Lee 38 .278 .316 .417
Buehrle 25 .217 .280 .478
Liriano 25 .182 .250 .364
Danks 20 .053 .053 .053
Sabathia 20 .158 .158 .158
Saunders 19 .250 .333 .438
Gobble 15 .385 .429 .923
Perez 15 .167 .333 .417
Perkins 15 .364 .533 .455
Thornton 15 .143 .200 .143
Santana 14 .000 .077 .000
Sowers 14 .286 .286 .500
Lily 10 .100 .100 .100
Logan 10 .222 .222 .556

Joe Poz mentions a thought I'd been mulling in his piece about Granderson (he makes a Granderson Central quip- FreeBradshaw, you'd email me and let me know if you were really my sports writing idol travelling incognito among the unwashed blogging masses, right?).

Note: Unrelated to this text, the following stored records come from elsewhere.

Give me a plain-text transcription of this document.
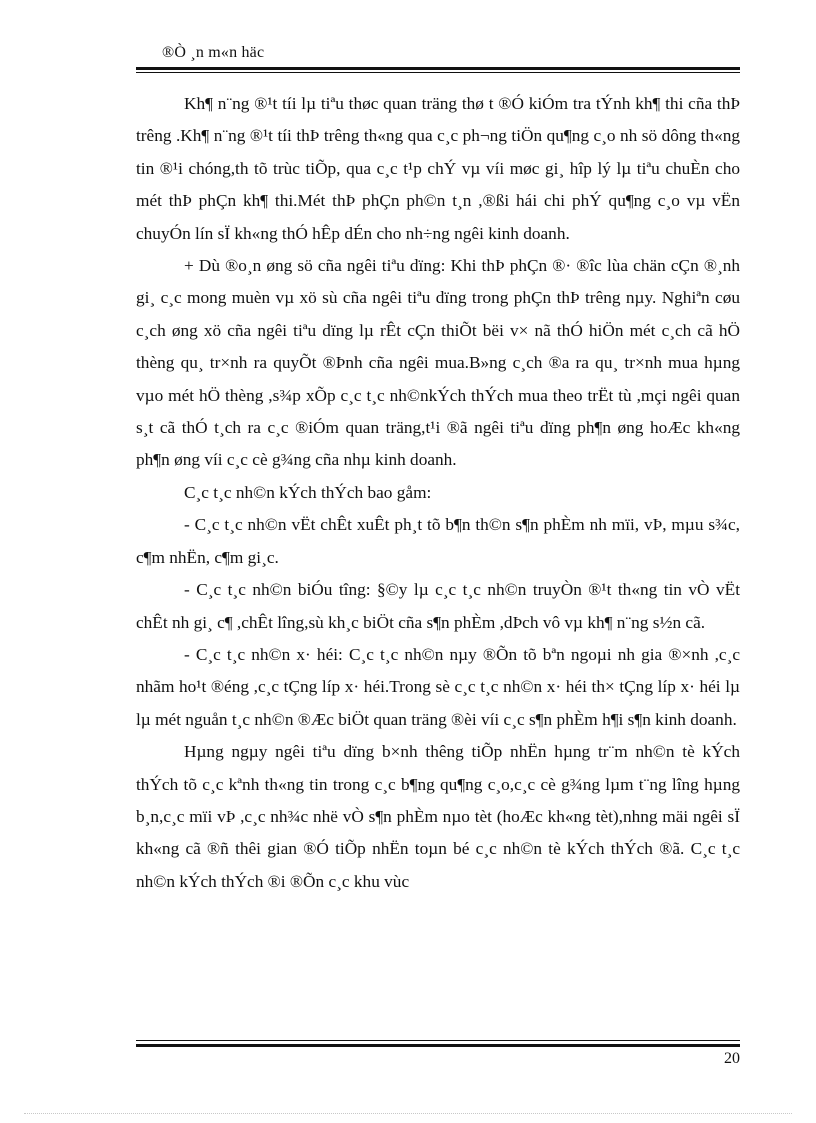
®Ò ¸n m«n häc

Kh¶ n¨ng ®¹t tíi lµ tiªu thøc quan träng thø t ®Ó kiÓm tra tÝnh kh¶ thi cña thÞ trêng .Kh¶ n¨ng ®¹t tíi thÞ trêng th«ng qua c¸c ph¬ng tiÖn qu¶ng c¸o nh sö dông th«ng tin ®¹i chóng,th tõ trùc tiÕp, qua c¸c t¹p chÝ vµ víi møc gi¸ hîp lý lµ tiªu chuÈn cho mét thÞ phÇn kh¶ thi.Mét thÞ phÇn ph©n t¸n ,®ßi hái chi phÝ qu¶ng c¸o vµ vËn chuyÓn lín sÏ kh«ng thÓ hÊp dÉn cho nh÷ng ngêi kinh doanh.

+ Dù ®o¸n øng sö cña ngêi tiªu dïng: Khi thÞ phÇn ®· ®îc lùa chän cÇn ®¸nh gi¸ c¸c mong muèn vµ xö sù cña ngêi tiªu dïng trong phÇn thÞ trêng nµy. Nghiªn cøu c¸ch øng xö cña ngêi tiªu dïng lµ rÊt cÇn thiÕt bëi v× nã thÓ hiÖn mét c¸ch cã hÖ thèng qu¸ tr×nh ra quyÕt ®Þnh cña ngêi mua.B»ng c¸ch ®a ra qu¸ tr×nh mua hµng vµo mét hÖ thèng ,s¾p xÕp c¸c t¸c nh©nkÝch thÝch mua theo trËt tù ,mçi ngêi quan s¸t cã thÓ t¸ch ra c¸c ®iÓm quan träng,t¹i ®ã ngêi tiªu dïng ph¶n øng hoÆc kh«ng ph¶n øng víi c¸c cè g¾ng cña nhµ kinh doanh.

C¸c t¸c nh©n kÝch thÝch bao gåm:

- C¸c t¸c nh©n vËt chÊt xuÊt ph¸t tõ b¶n th©n s¶n phÈm nh mïi, vÞ, mµu s¾c, c¶m nhËn, c¶m gi¸c.

- C¸c t¸c nh©n biÓu tîng: §©y lµ c¸c t¸c nh©n truyÒn ®¹t th«ng tin vÒ vËt chÊt nh gi¸ c¶ ,chÊt lîng,sù kh¸c biÖt cña s¶n phÈm ,dÞch vô vµ kh¶ n¨ng s½n cã.

- C¸c t¸c nh©n x· héi: C¸c t¸c nh©n nµy ®Õn tõ bªn ngoµi nh gia ®×nh ,c¸c nhãm ho¹t ®éng ,c¸c tÇng líp x· héi.Trong sè c¸c t¸c nh©n x· héi th× tÇng líp x· héi lµ lµ mét nguån t¸c nh©n ®Æc biÖt quan träng ®èi víi c¸c s¶n phÈm h¶i s¶n kinh doanh.

Hµng ngµy ngêi tiªu dïng b×nh thêng tiÕp nhËn hµng tr¨m nh©n tè kÝch thÝch tõ c¸c kªnh th«ng tin trong c¸c b¶ng qu¶ng c¸o,c¸c cè g¾ng lµm t¨ng lîng hµng b¸n,c¸c mïi vÞ ,c¸c nh¾c nhë vÒ s¶n phÈm nµo tèt (hoÆc kh«ng tèt),nhng mäi ngêi sÏ kh«ng cã ®ñ thêi gian ®Ó tiÕp nhËn toµn bé c¸c nh©n tè kÝch thÝch ®ã. C¸c t¸c nh©n kÝch thÝch ®i ®Õn c¸c khu vùc

20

In the AL Central, Granderson must have faced some great left handed pitchers.  If those guys dominated him, it would go a long way to quelling my still substantial worries that we've traded for a platoon player.

Granderson had a .245 OBP against lefties.  As the chart to the left indicates, familiarity breeds contempt; Granderson beat his average against 7 of the 9 pitchers against whom he had the most PA.

The JoePoz "good lefties" theory: busted.

My new hypothesis: Granderson simply doesn't pick up the ball well. 

It certainly explains his profile as a high strikeout hitter- his success depends on his natural talents (reaction and bat speed) overcoming his limitations.  The incredible difficultly of this limitation is highlighted when he faces a left- he has less time with both eyes on the ball and the pitch breaks away from him, so it's harder to pull.

So tell me, with the usual disclaimers about small sample sizes and bad luck, do you think I'm wrong?